Teaching Philosophy
Tom Greaves
I have a passion for anthropology that grows out of a conviction that anthropology illumines vital areas of human life, including human equity, social injustice, environmental futures, racism, discrimination, and cultural creativity. Trained as a "four fielder," I am convinced that explaining and working with human cultural behavior is commonly more successful when one marshals data, theory, and insights from not only face-to-face cultural research, but also archaeology, physical anthropology, linguistics, and various other anthropological subfields. Too, anthropology partly earns its keep by being useful. Using anthropology to ameliorate human problems is, I think, one of our most exciting and necessary agendas. Indeed, applied anthropology is the largest single sector of professional anthropologists today. In every course I teach, to some degree each of the above principles and values creeps in.
I tend to lecture in the introductory course, ANTH 109, and to use discussion-intensive approaches in the smaller, more advanced courses. It's strongly my view that my courses should result in learning anthropology, real anthropology, not just talking about it.

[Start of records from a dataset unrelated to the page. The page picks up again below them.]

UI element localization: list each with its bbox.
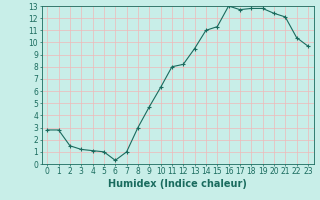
X-axis label: Humidex (Indice chaleur): Humidex (Indice chaleur) <box>108 179 247 189</box>
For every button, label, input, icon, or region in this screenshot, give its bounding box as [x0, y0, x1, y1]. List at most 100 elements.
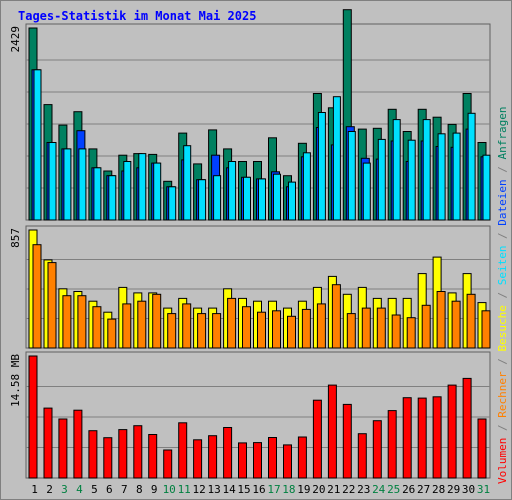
- panel-1: 2429: [9, 9, 491, 221]
- x-tick-label: 25: [387, 483, 400, 496]
- bar: [467, 112, 476, 221]
- x-tick-label: 5: [91, 483, 98, 496]
- x-tick-label: 22: [342, 483, 355, 496]
- bar: [228, 161, 237, 221]
- bar: [436, 291, 446, 349]
- bar: [258, 178, 266, 221]
- bar: [392, 119, 401, 221]
- bar: [357, 433, 367, 479]
- legend-item: /: [496, 166, 509, 179]
- x-tick-label: 28: [432, 483, 445, 496]
- legend-item: /: [496, 232, 509, 245]
- bar: [238, 442, 247, 479]
- x-tick-label: 7: [121, 483, 128, 496]
- x-tick-label: 21: [327, 483, 340, 496]
- bar: [47, 262, 57, 349]
- bar: [73, 409, 83, 479]
- bar: [28, 355, 38, 479]
- bar: [183, 145, 192, 221]
- bar: [327, 384, 337, 479]
- bar: [342, 403, 352, 479]
- legend-item: Seiten: [496, 246, 509, 292]
- bar: [482, 154, 491, 221]
- bar: [108, 175, 117, 221]
- bar: [182, 303, 192, 349]
- x-tick-label: 23: [357, 483, 370, 496]
- bar: [153, 162, 162, 221]
- bar: [451, 300, 461, 349]
- bar: [406, 317, 416, 349]
- legend-item: /: [496, 424, 509, 437]
- bar: [312, 399, 322, 479]
- bar: [133, 425, 143, 479]
- bar: [33, 69, 42, 221]
- bar: [477, 418, 487, 479]
- x-tick-label: 10: [163, 483, 176, 496]
- x-tick-label: 26: [402, 483, 415, 496]
- bar: [48, 142, 57, 221]
- panel-max-label: 14.58 MB: [9, 354, 22, 407]
- series-volumen: [28, 355, 487, 479]
- bar: [167, 313, 177, 349]
- bar: [422, 119, 431, 221]
- bar: [287, 315, 296, 349]
- chart-panels: 2429 857 14.58 MB: [9, 9, 491, 479]
- bar: [243, 176, 251, 221]
- chart-title: Tages-Statistik im Monat Mai 2025: [18, 9, 256, 23]
- legend-item: Volumen: [496, 438, 509, 484]
- bar: [447, 384, 457, 479]
- x-tick-label: 17: [267, 483, 280, 496]
- bar: [301, 308, 311, 349]
- bar: [212, 313, 222, 349]
- bar: [273, 173, 281, 221]
- bar: [77, 295, 87, 349]
- bar: [283, 444, 292, 479]
- bar: [407, 139, 416, 221]
- bar: [316, 303, 326, 349]
- x-axis-labels: 1 2 3 4 5 6 7 8 9 10 11 12 13 14 15 16 17 18 19 20 21 22 23 24 2…: [31, 483, 490, 496]
- bar: [253, 442, 262, 479]
- panel-2: 857: [9, 225, 491, 349]
- bar: [402, 397, 412, 479]
- bar: [208, 435, 218, 479]
- bar: [92, 306, 102, 349]
- bar: [148, 434, 158, 479]
- bar: [168, 186, 177, 221]
- bar: [137, 300, 147, 349]
- bar: [297, 436, 307, 479]
- bar: [152, 293, 162, 349]
- x-tick-label: 15: [237, 483, 250, 496]
- bar: [347, 131, 356, 221]
- bar: [227, 297, 237, 349]
- bar: [452, 132, 461, 221]
- x-tick-label: 14: [222, 483, 236, 496]
- bar: [466, 293, 476, 349]
- x-tick-label: 27: [417, 483, 430, 496]
- legend-item: Anfragen: [496, 106, 509, 166]
- bar: [417, 397, 427, 479]
- bar: [118, 429, 128, 479]
- bar: [32, 244, 42, 349]
- series-seiten: [33, 69, 491, 221]
- bar: [107, 318, 117, 349]
- x-tick-label: 11: [178, 483, 191, 496]
- panel-max-label: 857: [9, 228, 22, 248]
- x-tick-label: 3: [61, 483, 68, 496]
- bar: [387, 410, 397, 479]
- legend-item: Dateien: [496, 179, 509, 232]
- bar: [362, 162, 371, 221]
- bar: [391, 314, 401, 349]
- bar: [317, 112, 326, 221]
- bar: [138, 153, 147, 221]
- x-tick-label: 19: [297, 483, 310, 496]
- bar: [213, 175, 222, 221]
- x-tick-label: 4: [76, 483, 83, 496]
- x-tick-label: 6: [106, 483, 113, 496]
- bar: [421, 304, 431, 349]
- bar: [123, 161, 132, 221]
- x-tick-label: 9: [151, 483, 158, 496]
- bar: [268, 437, 277, 479]
- bar: [43, 407, 53, 479]
- series-rechner: [32, 244, 491, 349]
- x-tick-label: 1: [31, 483, 38, 496]
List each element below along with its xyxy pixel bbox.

I foster and expect rigor, strong intellectual engagement, scholarly values, and insight. My courses tend not to be "watered down," but to tackle anthropological problems with the intensity and significance they deserve. At the same time, students will find me fully collaborative in supporting their effort to grasp and operate at that level.
I keep in touch with dozens of former students. Some are now professional anthropologists; many are not. Where I can facilitate their careers I am strongly collaborative. My professional knowledge and networks are very much at their disposal. Following the lives and careers of my former students is one of my greatest personal satisfactions.